The parents had a lot of questions, which was great, because we thought they wouldn't want to talk very much. We were also able to introduce two social work students and one anthropologist that we will have running workshops and doing a diagnosis of the area, respectively. I am most excited about a bullying workshop, because this area especially has a lot of problems with bullying and violent play. The social workers have a lot of health experience, so hopefully we can run a lot of health workshops as well. 

The launch of the curriculum went well and all the students are jazzed about the extra hour of activities. We are hoping to get some professionals to help us out during that extra hour so that students can be learning art, music, and dance from professionals and being coached in sport by experienced coaches.

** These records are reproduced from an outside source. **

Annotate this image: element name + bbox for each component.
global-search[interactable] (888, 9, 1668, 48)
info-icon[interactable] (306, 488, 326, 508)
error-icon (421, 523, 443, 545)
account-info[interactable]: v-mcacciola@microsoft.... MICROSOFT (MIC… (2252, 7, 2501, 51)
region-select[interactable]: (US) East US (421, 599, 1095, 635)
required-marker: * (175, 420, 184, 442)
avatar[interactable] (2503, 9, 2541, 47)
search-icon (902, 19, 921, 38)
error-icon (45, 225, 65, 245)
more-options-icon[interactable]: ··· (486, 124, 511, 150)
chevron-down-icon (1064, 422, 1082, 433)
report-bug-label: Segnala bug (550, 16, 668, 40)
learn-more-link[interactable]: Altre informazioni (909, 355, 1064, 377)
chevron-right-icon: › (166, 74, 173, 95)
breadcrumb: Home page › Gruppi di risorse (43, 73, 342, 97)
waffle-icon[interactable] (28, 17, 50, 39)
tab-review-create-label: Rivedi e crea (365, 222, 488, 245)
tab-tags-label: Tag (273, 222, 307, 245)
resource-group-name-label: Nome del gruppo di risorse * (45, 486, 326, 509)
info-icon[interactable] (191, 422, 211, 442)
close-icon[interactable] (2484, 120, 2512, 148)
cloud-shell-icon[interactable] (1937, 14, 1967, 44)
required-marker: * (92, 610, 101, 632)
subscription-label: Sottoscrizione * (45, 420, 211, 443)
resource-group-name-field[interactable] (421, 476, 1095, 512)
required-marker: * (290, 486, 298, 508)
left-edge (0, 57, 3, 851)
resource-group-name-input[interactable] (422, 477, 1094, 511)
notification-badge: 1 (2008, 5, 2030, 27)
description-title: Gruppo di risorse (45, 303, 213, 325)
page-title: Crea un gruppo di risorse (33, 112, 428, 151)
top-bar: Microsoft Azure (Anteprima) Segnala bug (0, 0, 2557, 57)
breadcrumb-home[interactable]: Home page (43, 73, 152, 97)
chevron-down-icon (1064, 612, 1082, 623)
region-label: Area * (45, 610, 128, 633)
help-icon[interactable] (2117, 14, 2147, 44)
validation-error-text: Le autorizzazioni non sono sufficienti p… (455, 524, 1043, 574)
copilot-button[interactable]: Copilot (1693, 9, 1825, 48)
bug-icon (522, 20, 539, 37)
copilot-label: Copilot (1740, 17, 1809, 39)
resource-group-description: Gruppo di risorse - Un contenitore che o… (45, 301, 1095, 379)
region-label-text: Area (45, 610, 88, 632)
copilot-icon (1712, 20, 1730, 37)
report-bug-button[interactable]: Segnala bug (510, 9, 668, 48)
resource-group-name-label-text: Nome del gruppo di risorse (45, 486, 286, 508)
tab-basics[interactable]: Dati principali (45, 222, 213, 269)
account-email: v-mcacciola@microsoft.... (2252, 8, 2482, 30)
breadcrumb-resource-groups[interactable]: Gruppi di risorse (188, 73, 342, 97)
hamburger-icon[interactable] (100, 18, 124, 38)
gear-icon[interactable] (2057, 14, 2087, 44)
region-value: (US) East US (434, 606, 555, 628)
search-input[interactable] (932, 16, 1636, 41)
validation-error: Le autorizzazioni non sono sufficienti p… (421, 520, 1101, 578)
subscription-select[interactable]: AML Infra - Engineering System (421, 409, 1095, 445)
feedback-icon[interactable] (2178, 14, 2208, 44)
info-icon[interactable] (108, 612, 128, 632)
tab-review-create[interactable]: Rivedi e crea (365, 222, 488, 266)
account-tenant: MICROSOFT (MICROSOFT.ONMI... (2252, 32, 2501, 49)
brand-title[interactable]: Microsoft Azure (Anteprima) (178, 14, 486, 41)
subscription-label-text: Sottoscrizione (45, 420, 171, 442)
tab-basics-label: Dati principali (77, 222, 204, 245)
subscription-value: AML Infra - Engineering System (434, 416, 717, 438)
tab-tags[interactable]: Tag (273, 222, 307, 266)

In non-school related news, we had a Superbowl party at the volunteer house yesterday which was a pretty big hit for the Americans and a kind of boring cultural event for non-Americans. Apparently a game of American football takes too long. I hadn't noticed! I made pulled pork sandwiches with coleslaw and we had a 13x9 pan of guacamole. It was fun and tasty and very American (although the commentary was in Spanish).